The Legend of the Tiger’s GoldWill Granderson
The world (and this blog) has spent a lot of time wondering about the Nazi treasure train, allegedly hidden somewhere in the mountains of Poland. But another rumored treasure of gold and jewels, one that also came out of World War II, dwarfs even the most fantastic expectations about all the remaining Nazi stolen treasure that may yet be hidden in mines or lost to the bottom of the ocean. To start our hunt for this massive treasure we must look to our second front in WWII, the war with Japan.
After shedding the last vestiges of the Samurai leadership after the mid-1850s, Japan embarked on a program to modernize its military. Much of that effort came after Commodore Matthew C. Perry of the United States Navy steamed into Tokyo Bay in 1853 and shelled the Japanese into accepting a treaty with the U.S. That incident shocked the Japanese into a long period of modernization and industrialization. By the early 1900s, Japan had grown into a formidable power in Asia, and when the empire started throwing its military weight around in the early 1900s, it was typically victorious, usually overwhelmingly. These victories led Japan to expand into areas rich in natural resources and the Japanese launched attacks aimed at Singapore, Hong Kong, the Philippines, and Malaya. Of course, in that same push the Japanese finally overreached, attacking Pearl Harbor. You know the story from there.
As Japan’s empire grew, so did its treasury. When their army invaded a country, they stripped that nation’s wealth and used it to further Japan’s own industrialization and war efforts. But when World War II started to go badly for them, many in Japan’s leadership had a suspicion they were going to lose and allegedly hatched a plot to strip their own homeland of its treasures and hide them in the Philippines. It was long rumored that some of that recovered Japanese treasure was the source of the awesome wealth behind Ferdinand Marcos.

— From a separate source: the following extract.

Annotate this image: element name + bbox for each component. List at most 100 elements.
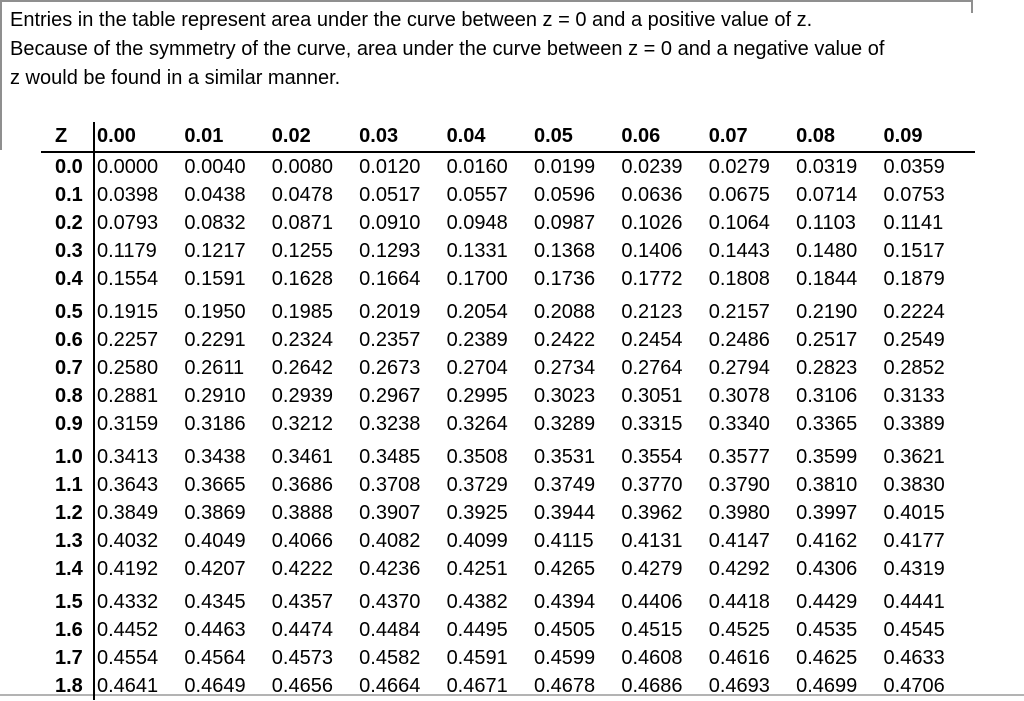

The task of hiding the treasure was given to Japanese general Tomoyuki Yamashita, also known as “the Tiger of Malaya.” That’s how the hidden treasure got the name “Yamashita’s Gold” and the tale of its burial is both intriguing and horrifying. As the legend goes, several high level Japanese officials were in charge of tunneling and digging mines. In all 175 treasure sites were constructed, filled and sealed. Allegedly, the last of these mines were sealed with the engineers and workers still inside to insure that the treasure’s locations would stay secret. After that is when the story gets weird.

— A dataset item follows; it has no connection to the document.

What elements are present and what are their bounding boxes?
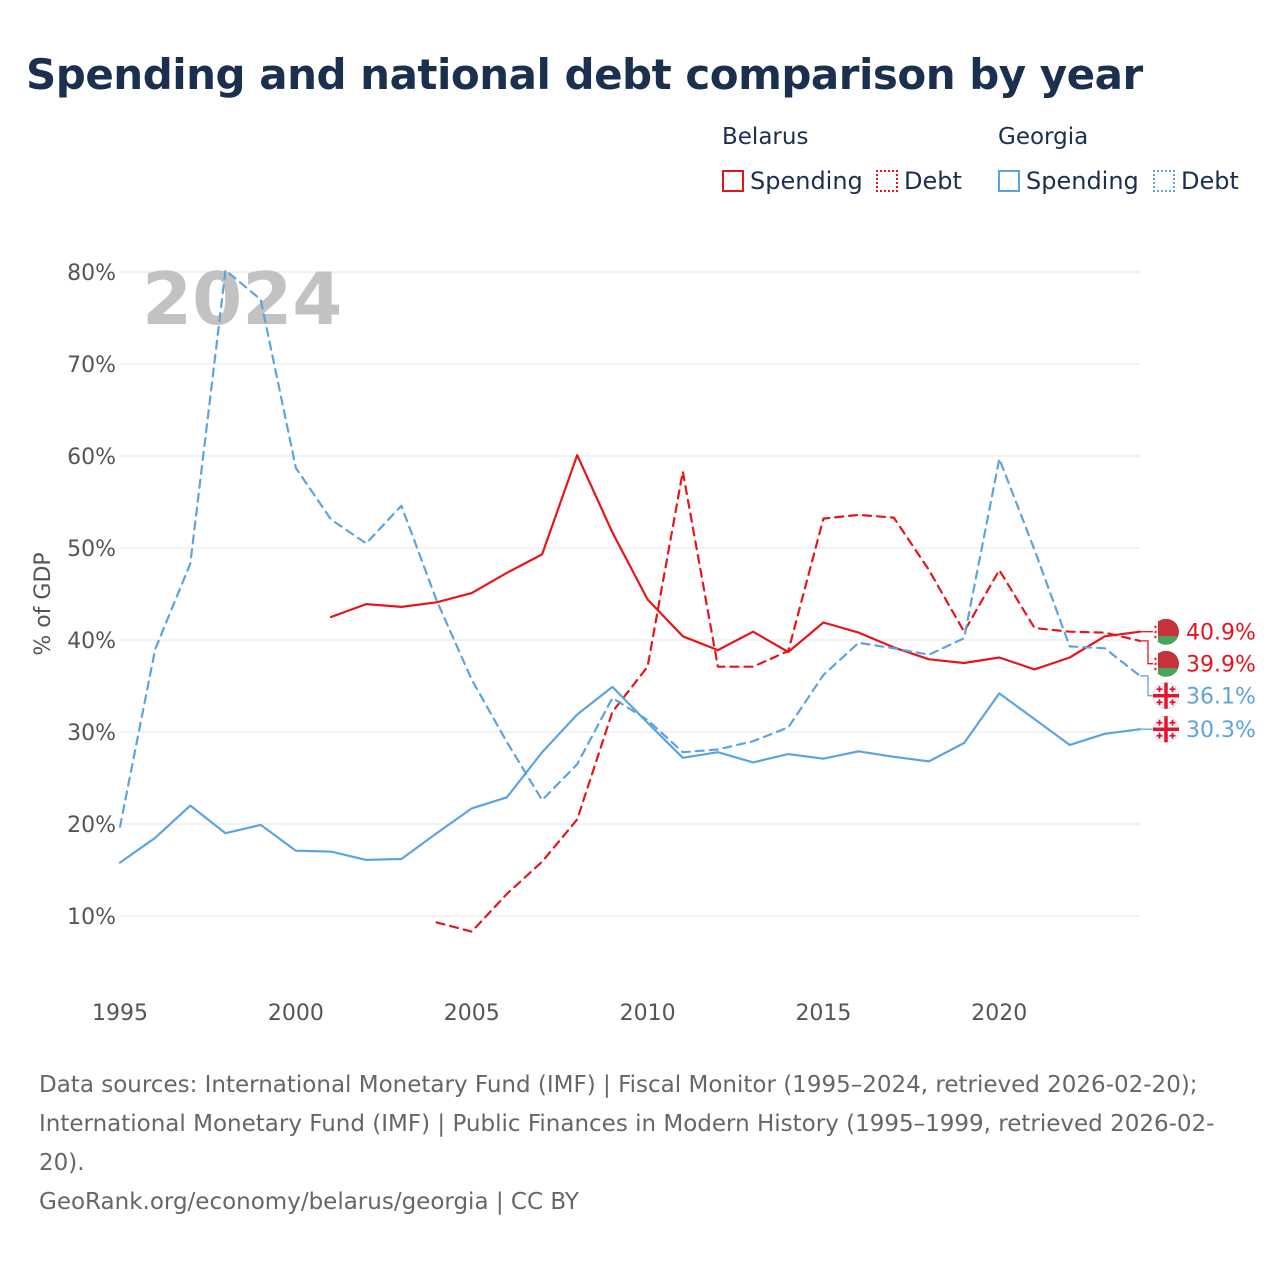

After the war it was rumored that Americans had discovered and seized at least some of the Japanese treasure. According to this account, the government and military decided to keep the seized treasure a secret, using the money to finance many aspects of the Cold War. If you believe some of the more spectacular tales, 170,000 tons of gold is still sitting in a vault in Hawaii. Were that true it would be a volume of gold greater than what’s been mined from the earth since the beginning of time. One also wonders where the government is hiding a facility that would need to be substantially larger than Fort Knox in Hawaii?
As far as the truth of it, we simply don’t know. It’s quite likely that the Japanese did indeed hide some of their war treasure in the rugged hills of the Philippines. As to whether the U.S. found some of that treasure after the war, that’s also quite possible. It was almost certainly not 170,000 tons of gold and there’s certainly no super-size Fort Knox hosting a luau in Hawaii. It’s likely at least some of that treasure has been discovered, though there are no official accounts of how much or where it ended up.
The rugged interior of the Philippines is still home to various rebel groups which makes looking for treasure in that jungle a risky enterprise. It’s also good to keep in mind that, toward the end of the war, the U.S. had complete mastery over the seas around Japan and at least some of the treasure was likely sunk en route by U.S. submarines and warplanes. Ooops.
For now the search goes on with at least a strong suspicion that much of Yamashita’s Gold is still buried in the hills of the Philippines jungle…and at least one stash will contain the gruesome remains of a handful of Japanese engineers and miners who were tragically a little too good at their jobs.